Mais le plus irrésistible est probablement l’amour du cinéma dont transpire Mommy. Un amour qui permet que s’enchaînent les grands moments, les grandes scènes parce Dolan n’a aucun complexe à en offrir trop, mais qui surtout permet de voir (à nouveau ?) le cinéma comme un art du vivant, un art aux mille et une ressources expressives, un art où tout n’a pas encore été exploré et qui, n’ayant, aux yeux du cinéaste, à se plier à aucune convention, parvient à hurler sa liberté avec un panache désarçonnant.
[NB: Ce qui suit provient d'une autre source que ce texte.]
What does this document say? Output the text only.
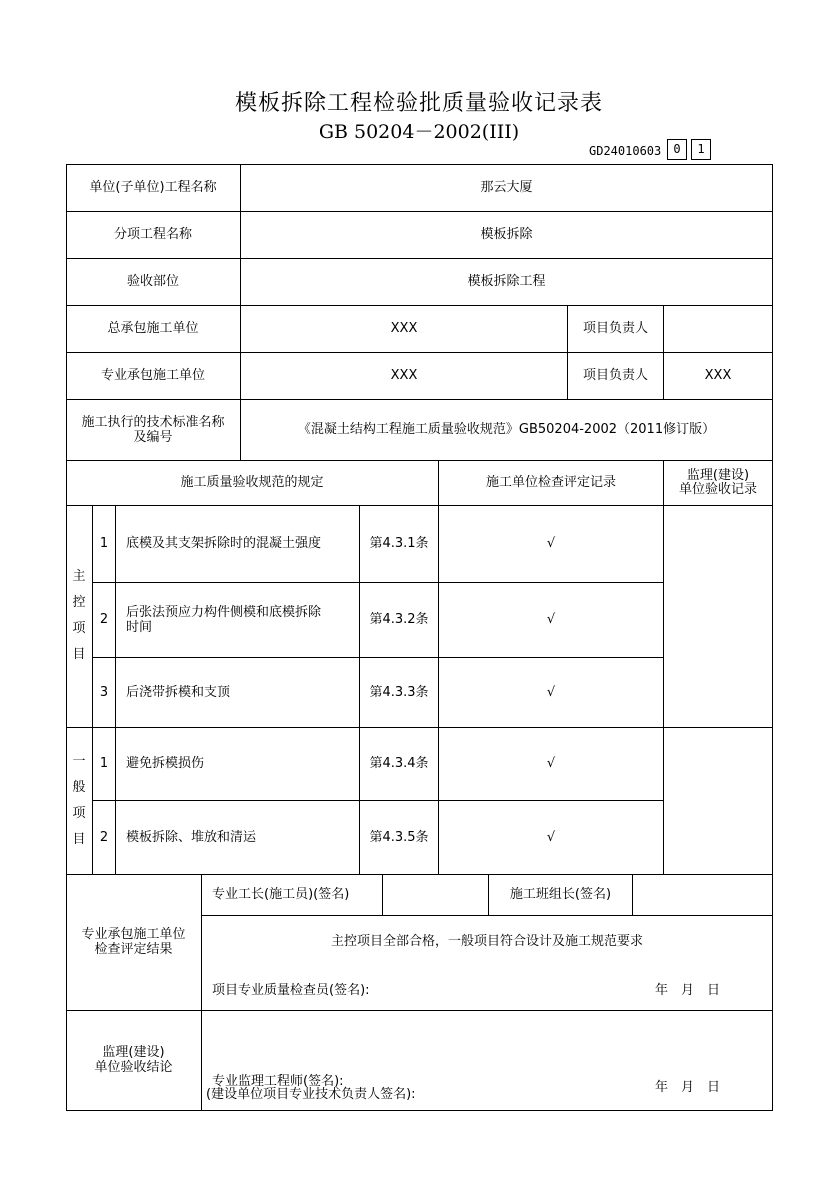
模板拆除工程检验批质量验收记录表
GB 50204－2002(III)
GD24010603	0	1
单位(子单位)工程名称	那云大厦
分项工程名称	模板拆除
验收部位	模板拆除工程
总承包施工单位	XXX	项目负责人
专业承包施工单位	XXX	项目负责人	XXX
施工执行的技术标准名称
及编号	《混凝土结构工程施工质量验收规范》GB50204-2002（2011修订版）
施工质量验收规范的规定	施工单位检查评定记录	监理(建设)
单位验收记录
主
控
项
目
1	底模及其支架拆除时的混凝土强度	第4.3.1条	√
2	后张法预应力构件侧模和底模拆除
时间	第4.3.2条	√
3	后浇带拆模和支顶	第4.3.3条	√
一
般
项
目
1	避免拆模损伤	第4.3.4条	√
2	模板拆除、堆放和清运	第4.3.5条	√
专业承包施工单位
检查评定结果
专业工长(施工员)(签名)	施工班组长(签名)
主控项目全部合格，一般项目符合设计及施工规范要求
项目专业质量检查员(签名):	年　月　日
监理(建设)
单位验收结论
专业监理工程师(签名):
(建设单位项目专业技术负责人签名):	年　月　日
Oui, Dolan a réussi un film formidable, car il a compris qu’il n’avait pas à être présent à l’écran pour être dans son film, sans cesse. Son style, son regard, sa tendresse, son exubérance… et surtout, sa candeur sont de chaque plan, de chaque instant.

Comment ne pas s’y plier ? Oui, l’analyse à froid, l’argumentaire critique traditionnel pourraient facilement trouver de quoi renâcler devant Mommy. Sa façon d’être sans cesse démonstratif, ses répétitions, ses ralentis, son utilisation clipesque de la musique… Oui, tout cela est aussi dans Mommy. Mais voilà un film qui aura tout de même réussi l’impossible : transcender ses propres défauts pour mieux exister comme un film d’une telle sincérité qui ose tout mettre sur la table au risque d’en faire trop, un film si profondément généreux et sentimental au sens noble du terme qu’il commande une réaction aussi physique que directe, à la hauteur de ce qu’il avance. Une réaction bien évidemment amoureuse. Frissons sur les bras, cœur serré, peur et bonheur compris.